Ao fundo, Zoraya assistia à dança de Juan, absorta nos menores detalhes. Lembrava-se com infinito carinho de tê-lo ensinado os primeiros passos. Os primeiros passos para caminhar, e depois disso, para dançar. De onde estava, gritou para o neto:
- Juan! Aire! Aire! Faças o golpe com mais força!
Ele, sem parar, respondeu à velha:
- Estou batendo, abuela. A marcação dos pés condiz com os acordes. Está certo!

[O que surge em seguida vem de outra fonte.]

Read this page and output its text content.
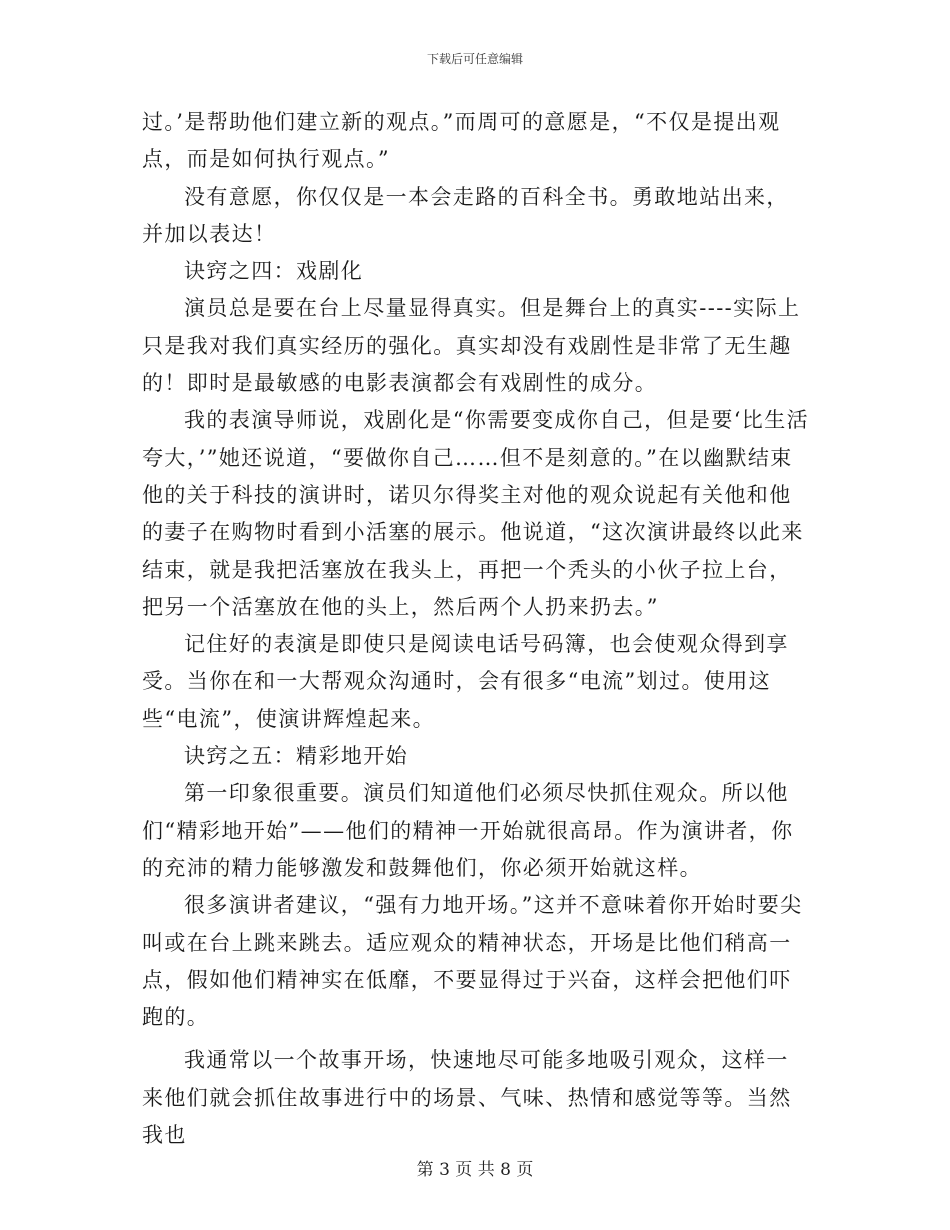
下载后可任意编辑

过。’是帮助他们建立新的观点。”而周可的意愿是，“不仅是提出观点，而是如何执行观点。”

没有意愿，你仅仅是一本会走路的百科全书。勇敢地站出来，并加以表达！

诀窍之四：戏剧化

演员总是要在台上尽量显得真实。但是舞台上的真实----实际上只是我对我们真实经历的强化。真实却没有戏剧性是非常了无生趣的！即时是最敏感的电影表演都会有戏剧性的成分。

我的表演导师说，戏剧化是“你需要变成你自己，但是要‘比生活夸大，’”她还说道，“要做你自己……但不是刻意的。”在以幽默结束他的关于科技的演讲时，诺贝尔得奖主对他的观众说起有关他和他的妻子在购物时看到小活塞的展示。他说道，“这次演讲最终以此来结束，就是我把活塞放在我头上，再把一个秃头的小伙子拉上台，把另一个活塞放在他的头上，然后两个人扔来扔去。”

记住好的表演是即使只是阅读电话号码簿，也会使观众得到享受。当你在和一大帮观众沟通时，会有很多“电流”划过。使用这些“电流”，使演讲辉煌起来。

诀窍之五：精彩地开始

第一印象很重要。演员们知道他们必须尽快抓住观众。所以他们“精彩地开始”——他们的精神一开始就很高昂。作为演讲者，你的充沛的精力能够激发和鼓舞他们，你必须开始就这样。

很多演讲者建议，“强有力地开场。”这并不意味着你开始时要尖叫或在台上跳来跳去。适应观众的精神状态，开场是比他们稍高一点，假如他们精神实在低靡，不要显得过于兴奋，这样会把他们吓跑的。

我通常以一个故事开场，快速地尽可能多地吸引观众，这样一来他们就会抓住故事进行中的场景、气味、热情和感觉等等。当然我也

第 3 页 共 8 页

- Não, Juan. Está com uma pequena diferença, ela é quase imperceptível, mas existe. Corrija-a, e não te esqueças do ritmo: um, dois, três, um, dois. Um, dois, três, um, dois. Ida, volta. Volteio, palma! Corrijas a postura! Altivo! Forte!
O cigano reiniciou a dança, com o sapateado mais pesado, mais marcado, os braços erguidos, a expressão densa e sofrida. Karlos também modificou o tempo, acalmando o ritmo, atento para que a sincronia de ambos ficasse perfeita.

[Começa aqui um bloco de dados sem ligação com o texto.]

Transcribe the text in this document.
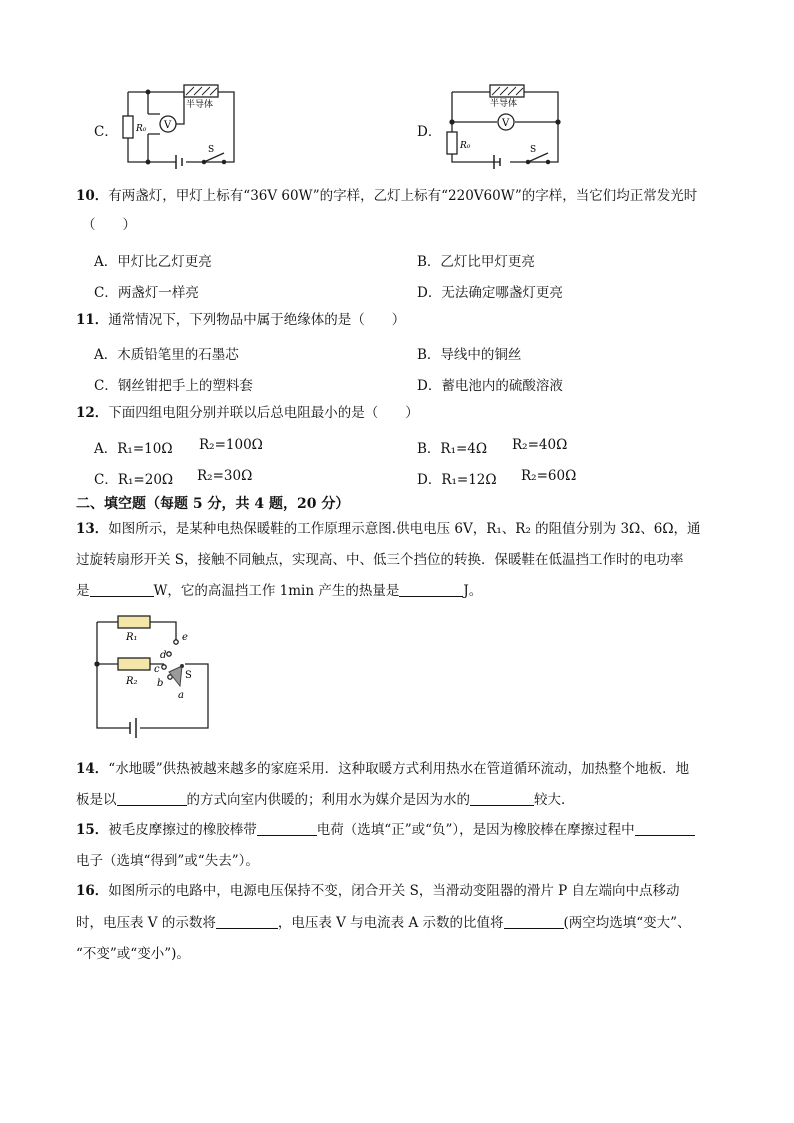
C．
半导体
R₀ V
S
D．
半导体
R₀
V
S
10．有两盏灯，甲灯上标有“36V 60W”的字样，乙灯上标有“220V60W”的字样，当它们均正常发光时
（　　）
A．甲灯比乙灯更亮	B．乙灯比甲灯更亮
C．两盏灯一样亮	D．无法确定哪盏灯更亮
11．通常情况下，下列物品中属于绝缘体的是（　　）
A．木质铅笔里的石墨芯	B．导线中的铜丝
C．钢丝钳把手上的塑料套	D．蓄电池内的硫酸溶液
12．下面四组电阻分别并联以后总电阻最小的是（　　）
A．R₁=10Ω R₂=100Ω	B．R₁=4Ω R₂=40Ω
C．R₁=20Ω R₂=30Ω	D．R₁=12Ω R₂=60Ω
二、填空题（每题 5 分，共 4 题，20 分）
13．如图所示，是某种电热保暖鞋的工作原理示意图.供电电压 6V，R₁、R₂ 的阻值分别为 3Ω、6Ω，通
过旋转扇形开关 S，接触不同触点，实现高、中、低三个挡位的转换．保暖鞋在低温挡工作时的电功率
是	W，它的高温挡工作 1min 产生的热量是	J。
R₁
R₂
e
d
c
b
a
S
14．“水地暖”供热被越来越多的家庭采用．这种取暖方式利用热水在管道循环流动，加热整个地板．地
板是以	的方式向室内供暖的；利用水为媒介是因为水的	较大．
15．被毛皮摩擦过的橡胶棒带	电荷（选填“正”或“负”），是因为橡胶棒在摩擦过程中
电子（选填“得到”或“失去”）。
16．如图所示的电路中，电源电压保持不变，闭合开关 S，当滑动变阻器的滑片 P 自左端向中点移动
时，电压表 V 的示数将	，电压表 V 与电流表 A 示数的比值将	(两空均选填“变大”、
“不变”或“变小”)。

- Mais força, Juan! Para atraires os poderes da terra, e para que ela filtre as tuas energias!
- Abuela! Os pés são meus! Deixa-me dançar como sei, deixa-me ouvir a música e fazer com que ela se torne parte minha!
Zoraya, que já esperava pela resposta dada, sorriu. Altaneira, chegou perto de Karlos e afastou delicadamente Juan para um canto. O jovem músico reiniciou a melodia, e a velha bailou-a com graça e leveza, mas com a força necessária à expressão de dor que aquele baile por seguiriya exigia... Bailava com o seu mantón verde franjado, seus braços erguidos pareciam asas que buscavam a liberdade do céu, e seus pés pareciam presos à terra, incitando a revolta da música, a revolta daquele ritmo que apenas falava de dor, saudade e prisão... Chamou Juan, com um gesto, e começou a acompanhar seus passos, corrigindo-o. O jovem sorriu ante a alegria da velha em poder ensiná-lo, e arrependeu-se por ter-lhe respondido mal. Era um tesouro tê-la ali, ensinando a arte do baile, o sentir, a resgatar o que a música gritava, transformando essa melodia em gestos. Dando vida à alma dos antepassados, através de seu legado mais importante: el duende! Juan se esmerou em dançar com ela havia ensinado, em marcar bem o movimento e a batida dos pés, em manter a pose segura e altiva, como se estivesse se impondo a todos os que discriminam os gitanos, todos os dias. Afinal, era uma seguiriya... Abraçou a avó com carinho, e ela explicou-lhe:
- Quando fores bater o pé, lança para a terra tudo o que te aflige. Peças à ela que tua vida sempre floresça, e que tuas energias sejam filtradas. Peças estabilidade e coragem para enfrentar esse mundo que não gosta dos nossos, e que não suporta nada que se seja diferente. Quando levantares os braços, lembra-te que isso é um pedido ao Pai Celeste, e um agradecimento à benção de poder dançar. Os braços pro alto representam a certeza de que é para a frente que se anda, que devemos ter o pés bem fincados na terra, mas que a mente é livre para buscar e alcançar o infinito, já que somos livres! Compreendes a força de nossa dança?